Of course, there's also the occasional foray to Chili Company on West 8th or Denny's on Highland Avenue or the Waffle House in Covington, depending upon who I'm with or where I've been. (JohnnyB and Rosencrantz and Guildenstern live close to the Denny's, and Roger Mexico usually is the one who suggests Waffle House.) But my first choice is, and will always be the Anchor. Hey, no one else in town has a house band like that.

Other than that, and supermarkets and drug stores, the night owl is pretty much screwed. Well, I do take that back. I got out of work at an obscenely late hour last night, and needed to buy bendable wire for my Halloween costume, and did manage to find a 24 hour Home Depot. I would have been much more excited by my discovery if they'd actually had the wire. Nice staff, but this monolith of home improvement couldn't provide me with my simple request. The dinky little hardware store we'd gone to the day before could. Go fig.

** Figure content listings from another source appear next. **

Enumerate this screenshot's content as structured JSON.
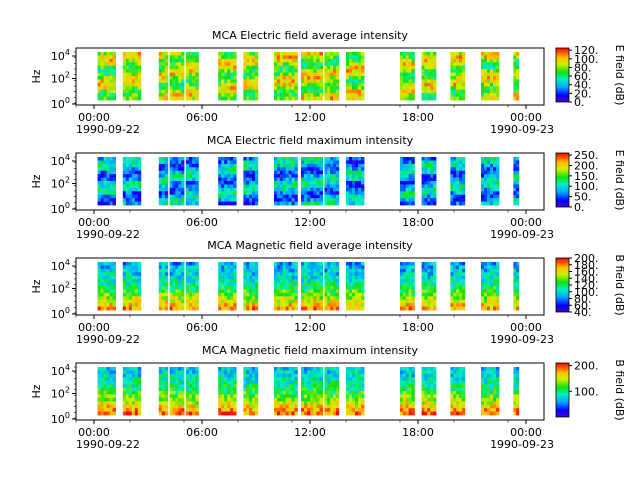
{
  "chart_data": [
    {
      "type": "heatmap",
      "title": "MCA  Electric field average intensity",
      "ylabel": "Hz",
      "yticks": [
        "10^0",
        "10^2",
        "10^4"
      ],
      "xticks": [
        "00:00",
        "06:00",
        "12:00",
        "18:00",
        "00:00"
      ],
      "date_start": "1990-09-22",
      "date_end": "1990-09-23",
      "colorbar_label": "E field (dB)",
      "colorbar_ticks": [
        "0.",
        "20.",
        "40.",
        "60.",
        "80.",
        "100.",
        "120."
      ],
      "colorbar_range": [
        0,
        125
      ],
      "x_range_hours": [
        -1,
        25
      ],
      "segments_hours": [
        [
          0.2,
          1.2
        ],
        [
          1.6,
          2.6
        ],
        [
          3.6,
          4.1
        ],
        [
          4.2,
          5.0
        ],
        [
          5.1,
          5.8
        ],
        [
          6.9,
          7.9
        ],
        [
          8.3,
          9.1
        ],
        [
          10.0,
          11.3
        ],
        [
          11.5,
          12.7
        ],
        [
          12.8,
          13.6
        ],
        [
          14.0,
          15.0
        ],
        [
          17.0,
          17.8
        ],
        [
          18.2,
          19.0
        ],
        [
          19.8,
          20.6
        ],
        [
          21.5,
          22.5
        ],
        [
          23.3,
          23.6
        ]
      ],
      "intensity_bias": 0.25
    },
    {
      "type": "heatmap",
      "title": "MCA  Electric field maximum intensity",
      "ylabel": "Hz",
      "yticks": [
        "10^0",
        "10^2",
        "10^4"
      ],
      "xticks": [
        "00:00",
        "06:00",
        "12:00",
        "18:00",
        "00:00"
      ],
      "date_start": "1990-09-22",
      "date_end": "1990-09-23",
      "colorbar_label": "E field (dB)",
      "colorbar_ticks": [
        "0.",
        "50.",
        "100.",
        "150.",
        "200.",
        "250."
      ],
      "colorbar_range": [
        0,
        260
      ],
      "x_range_hours": [
        -1,
        25
      ],
      "segments_hours": [
        [
          0.2,
          1.2
        ],
        [
          1.6,
          2.6
        ],
        [
          3.6,
          4.1
        ],
        [
          4.2,
          5.0
        ],
        [
          5.1,
          5.8
        ],
        [
          6.9,
          7.9
        ],
        [
          8.3,
          9.1
        ],
        [
          10.0,
          11.3
        ],
        [
          11.5,
          12.7
        ],
        [
          12.8,
          13.6
        ],
        [
          14.0,
          15.0
        ],
        [
          17.0,
          17.8
        ],
        [
          18.2,
          19.0
        ],
        [
          19.8,
          20.6
        ],
        [
          21.5,
          22.5
        ],
        [
          23.3,
          23.6
        ]
      ],
      "intensity_bias": -0.1
    },
    {
      "type": "heatmap",
      "title": "MCA  Magnetic field average intensity",
      "ylabel": "Hz",
      "yticks": [
        "10^0",
        "10^2",
        "10^4"
      ],
      "xticks": [
        "00:00",
        "06:00",
        "12:00",
        "18:00",
        "00:00"
      ],
      "date_start": "1990-09-22",
      "date_end": "1990-09-23",
      "colorbar_label": "B field (dB)",
      "colorbar_ticks": [
        "40.",
        "60.",
        "80.",
        "100.",
        "120.",
        "140.",
        "160.",
        "180.",
        "200."
      ],
      "colorbar_range": [
        40,
        200
      ],
      "x_range_hours": [
        -1,
        25
      ],
      "segments_hours": [
        [
          0.2,
          1.2
        ],
        [
          1.6,
          2.6
        ],
        [
          3.6,
          4.1
        ],
        [
          4.2,
          5.0
        ],
        [
          5.1,
          5.8
        ],
        [
          6.9,
          7.9
        ],
        [
          8.3,
          9.1
        ],
        [
          10.0,
          11.3
        ],
        [
          11.5,
          12.7
        ],
        [
          12.8,
          13.6
        ],
        [
          14.0,
          15.0
        ],
        [
          17.0,
          17.8
        ],
        [
          18.2,
          19.0
        ],
        [
          19.8,
          20.6
        ],
        [
          21.5,
          22.5
        ],
        [
          23.3,
          23.6
        ]
      ],
      "intensity_bias": 0.0
    },
    {
      "type": "heatmap",
      "title": "MCA  Magnetic field maximum intensity",
      "ylabel": "Hz",
      "yticks": [
        "10^0",
        "10^2",
        "10^4"
      ],
      "xticks": [
        "00:00",
        "06:00",
        "12:00",
        "18:00",
        "00:00"
      ],
      "date_start": "1990-09-22",
      "date_end": "1990-09-23",
      "colorbar_label": "B field (dB)",
      "colorbar_ticks": [
        "100.",
        "200."
      ],
      "colorbar_range": [
        0,
        210
      ],
      "x_range_hours": [
        -1,
        25
      ],
      "segments_hours": [
        [
          0.2,
          1.2
        ],
        [
          1.6,
          2.6
        ],
        [
          3.6,
          4.1
        ],
        [
          4.2,
          5.0
        ],
        [
          5.1,
          5.8
        ],
        [
          6.9,
          7.9
        ],
        [
          8.3,
          9.1
        ],
        [
          10.0,
          11.3
        ],
        [
          11.5,
          12.7
        ],
        [
          12.8,
          13.6
        ],
        [
          14.0,
          15.0
        ],
        [
          17.0,
          17.8
        ],
        [
          18.2,
          19.0
        ],
        [
          19.8,
          20.6
        ],
        [
          21.5,
          22.5
        ],
        [
          23.3,
          23.6
        ]
      ],
      "intensity_bias": 0.05
    }
  ]
}
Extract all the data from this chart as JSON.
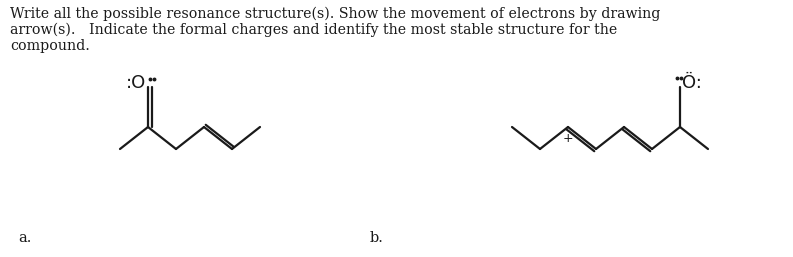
{
  "title_lines": [
    "Write all the possible resonance structure(s). Show the movement of electrons by drawing",
    "arrow(s).   Indicate the formal charges and identify the most stable structure for the",
    "compound."
  ],
  "label_a": "a.",
  "label_b": "b.",
  "bg_color": "#ffffff",
  "text_color": "#1a1a1a",
  "line_color": "#1a1a1a",
  "font_size_title": 10.2,
  "font_size_label": 10.5
}
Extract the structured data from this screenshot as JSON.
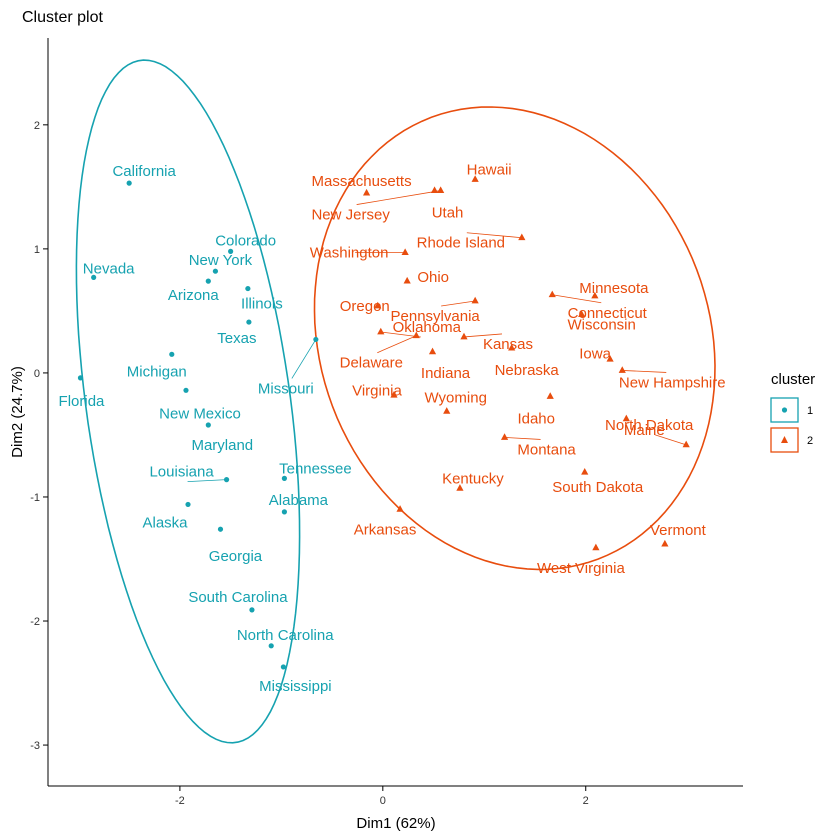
{
  "chart_data": {
    "type": "scatter",
    "title": "Cluster plot",
    "xlabel": "Dim1 (62%)",
    "ylabel": "Dim2 (24.7%)",
    "xlim": [
      -3.3,
      3.55
    ],
    "ylim": [
      -3.33,
      2.7
    ],
    "xticks": [
      -2,
      0,
      2
    ],
    "yticks": [
      -3,
      -2,
      -1,
      0,
      1,
      2
    ],
    "grid": false,
    "legend": {
      "title": "cluster",
      "placement": "right"
    },
    "series": [
      {
        "name": "1",
        "color": "#16A2B0",
        "marker": "circle",
        "ellipse": {
          "cx": -1.92,
          "cy": -0.23,
          "rx": 2.79,
          "ry": 1.0,
          "angle_deg": -79.85
        },
        "points": [
          {
            "label": "California",
            "x": -2.5,
            "y": 1.53
          },
          {
            "label": "Nevada",
            "x": -2.85,
            "y": 0.77
          },
          {
            "label": "Colorado",
            "x": -1.5,
            "y": 0.98
          },
          {
            "label": "New York",
            "x": -1.65,
            "y": 0.82
          },
          {
            "label": "Arizona",
            "x": -1.72,
            "y": 0.74
          },
          {
            "label": "Illinois",
            "x": -1.33,
            "y": 0.68
          },
          {
            "label": "Texas",
            "x": -1.32,
            "y": 0.41
          },
          {
            "label": "Missouri",
            "x": -0.66,
            "y": 0.27
          },
          {
            "label": "Michigan",
            "x": -2.08,
            "y": 0.15
          },
          {
            "label": "Florida",
            "x": -2.98,
            "y": -0.04
          },
          {
            "label": "New Mexico",
            "x": -1.94,
            "y": -0.14
          },
          {
            "label": "Maryland",
            "x": -1.72,
            "y": -0.42
          },
          {
            "label": "Tennessee",
            "x": -0.97,
            "y": -0.85
          },
          {
            "label": "Louisiana",
            "x": -1.54,
            "y": -0.86
          },
          {
            "label": "Alabama",
            "x": -0.97,
            "y": -1.12
          },
          {
            "label": "Alaska",
            "x": -1.92,
            "y": -1.06
          },
          {
            "label": "Georgia",
            "x": -1.6,
            "y": -1.26
          },
          {
            "label": "South Carolina",
            "x": -1.29,
            "y": -1.91
          },
          {
            "label": "North Carolina",
            "x": -1.1,
            "y": -2.2
          },
          {
            "label": "Mississippi",
            "x": -0.98,
            "y": -2.37
          }
        ]
      },
      {
        "name": "2",
        "color": "#E84D0E",
        "marker": "triangle",
        "ellipse": {
          "cx": 1.3,
          "cy": 0.28,
          "rx": 2.05,
          "ry": 1.78,
          "angle_deg": -33.0
        },
        "points": [
          {
            "label": "Hawaii",
            "x": 0.91,
            "y": 1.56
          },
          {
            "label": "Massachusetts",
            "x": -0.16,
            "y": 1.45
          },
          {
            "label": "Utah",
            "x": 0.51,
            "y": 1.47
          },
          {
            "label": "New Jersey",
            "x": 0.57,
            "y": 1.47
          },
          {
            "label": "Rhode Island",
            "x": 1.37,
            "y": 1.09
          },
          {
            "label": "Washington",
            "x": 0.22,
            "y": 0.97
          },
          {
            "label": "Ohio",
            "x": 0.24,
            "y": 0.74
          },
          {
            "label": "Connecticut",
            "x": 1.67,
            "y": 0.63
          },
          {
            "label": "Minnesota",
            "x": 2.09,
            "y": 0.62
          },
          {
            "label": "Pennsylvania",
            "x": 0.91,
            "y": 0.58
          },
          {
            "label": "Oregon",
            "x": -0.05,
            "y": 0.54
          },
          {
            "label": "Wisconsin",
            "x": 1.96,
            "y": 0.47
          },
          {
            "label": "Oklahoma",
            "x": -0.02,
            "y": 0.33
          },
          {
            "label": "Delaware",
            "x": 0.33,
            "y": 0.3
          },
          {
            "label": "Kansas",
            "x": 0.8,
            "y": 0.29
          },
          {
            "label": "Iowa",
            "x": 2.24,
            "y": 0.11
          },
          {
            "label": "Nebraska",
            "x": 1.27,
            "y": 0.2
          },
          {
            "label": "Indiana",
            "x": 0.49,
            "y": 0.17
          },
          {
            "label": "New Hampshire",
            "x": 2.36,
            "y": 0.02
          },
          {
            "label": "Virginia",
            "x": 0.11,
            "y": -0.18
          },
          {
            "label": "Idaho",
            "x": 1.65,
            "y": -0.19
          },
          {
            "label": "Maine",
            "x": 2.4,
            "y": -0.37
          },
          {
            "label": "Wyoming",
            "x": 0.63,
            "y": -0.31
          },
          {
            "label": "North Dakota",
            "x": 2.99,
            "y": -0.58
          },
          {
            "label": "Montana",
            "x": 1.2,
            "y": -0.52
          },
          {
            "label": "South Dakota",
            "x": 1.99,
            "y": -0.8
          },
          {
            "label": "Kentucky",
            "x": 0.76,
            "y": -0.93
          },
          {
            "label": "Arkansas",
            "x": 0.17,
            "y": -1.1
          },
          {
            "label": "Vermont",
            "x": 2.78,
            "y": -1.38
          },
          {
            "label": "West Virginia",
            "x": 2.1,
            "y": -1.41
          }
        ]
      }
    ]
  }
}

And where, I ask you, is the 24 hour coffeehouse? Is it just me, or does this seem like an obvious marketing idea? And I'm not talking that Angst Coffee House thing, where they're open from 7 pm to 7 am. Plus, I always feel like a senior citizen there. I swear the average age there is something like 16. It's the Teen Punk Drop Inn Center. (Good coffee, though, and they serve Jolt Cola. Wheee!)

Maybe that's my calling in life, to open a 24 hour coffeehouse and serve extra super high octane caffeinated stuff. That way I could work there all the time. And book all the bands at weird hours, and have early morning poetry readings, and...

I really need to get more sleep. For a moment that sounded like a good idea.